Just wondering what peoples thoughts are on foods such as wholemeal bread, granary bread, granary rolls etc as a Carb source to bulk up?

Your thoughts?


----------



## sizar (Nov 13, 2008)

don't make it a primary source of carb in your diet.. couple of slice of whole meal a day doesn't hurt.


----------



## Galtonator (Jul 21, 2004)

agreed once a day would be ok


----------



## gerg (Aug 17, 2008)

i usually try to avoid bread, though for lunch it's an easy option (provided it's with huge quantities of chicken  )


----------



## hsmann87 (Jun 22, 2010)

since ive eliminated all bread from my diet, i am a lot less watery and bloated. at first its a bit weird and can be difficult/annoying, but within a week you get used to it. And believe it or not i do not miss the taste at all!


----------



## CoffeeFiend (Aug 31, 2010)

Haimer said:


> Just wondering what peoples thoughts are on foods such as wholemeal bread, granary bread, granary rolls etc as a Carb source to bulk up?
> 
> Your thoughts?


I eat brown as in wholemeal, granary, seeded stuff like that but not as much as i used to. Probally is my main source of carbs as i usually cant be fvcked to make pasta or rice hahahha. Tbf bread is bloody useful considering the amount of peanut butter, tuna, chicken breast, cottage cheese and eggs we all get through.
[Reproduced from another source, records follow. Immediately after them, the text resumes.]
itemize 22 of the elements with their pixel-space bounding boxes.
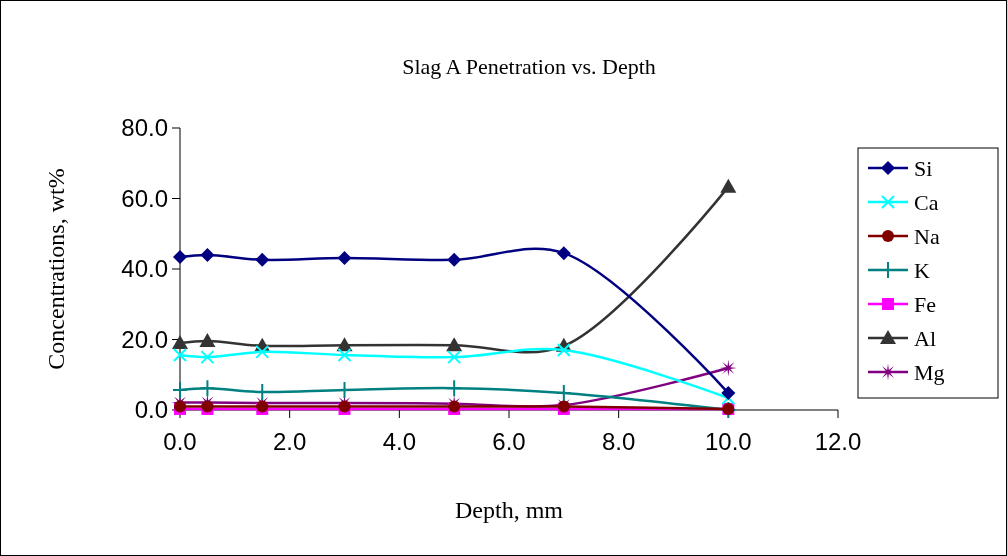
legend-label: K (914, 257, 930, 283)
x-tick-label: 2.0 (272, 428, 307, 455)
y-tick-label: 60.0 (121, 184, 168, 212)
legend-label: Al (914, 325, 936, 351)
y-axis-title: Concentrations, wt% (43, 168, 69, 370)
x-tick-label: 12.0 (814, 428, 862, 455)
legend-label: Ca (914, 189, 939, 215)
chart-title: Slag A Penetration vs. Depth (402, 54, 656, 79)
y-tick-label: 80.0 (121, 114, 168, 142)
y-tick-label: 20.0 (121, 325, 168, 353)
x-tick-label: 6.0 (492, 428, 526, 455)
x-tick-label: 8.0 (601, 428, 636, 455)
legend-label: Mg (914, 359, 945, 385)
x-tick-label: 4.0 (382, 428, 417, 455)
legend-label: Si (914, 155, 933, 181)
y-tick-label: 40.0 (121, 255, 168, 283)
x-tick-label: 0.0 (163, 428, 197, 455)
legend-label: Na (914, 223, 940, 249)
x-tick-label: 10.0 (704, 428, 752, 455)
legend-label: Fe (914, 291, 936, 317)
y-tick-label: 0.0 (134, 396, 168, 424)
x-axis-title: Depth, mm (455, 497, 564, 523)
As far as bread being the best or 'healthiest' form of carbs i wouldnt be suprised if some of the hard core nutritionalists make their own bread so they know exactly what goes into it.


----------



## IrishRaver (Feb 4, 2010)

I don't know about bread for bulking but definitely not for cutting, big nono


----------



## Prodiver (Nov 14, 2008)

Nothing wrong with some good wholemeal/granary bread.

It's just another source of carbs.

But it's best to limit your carb intake - eat just enough carbs for the energy you need which your fat intake doesn't provide, and mainly as salads, fruit and boiled veg.

And btw I do make my own bread (in a breadmaker) several times a week.


----------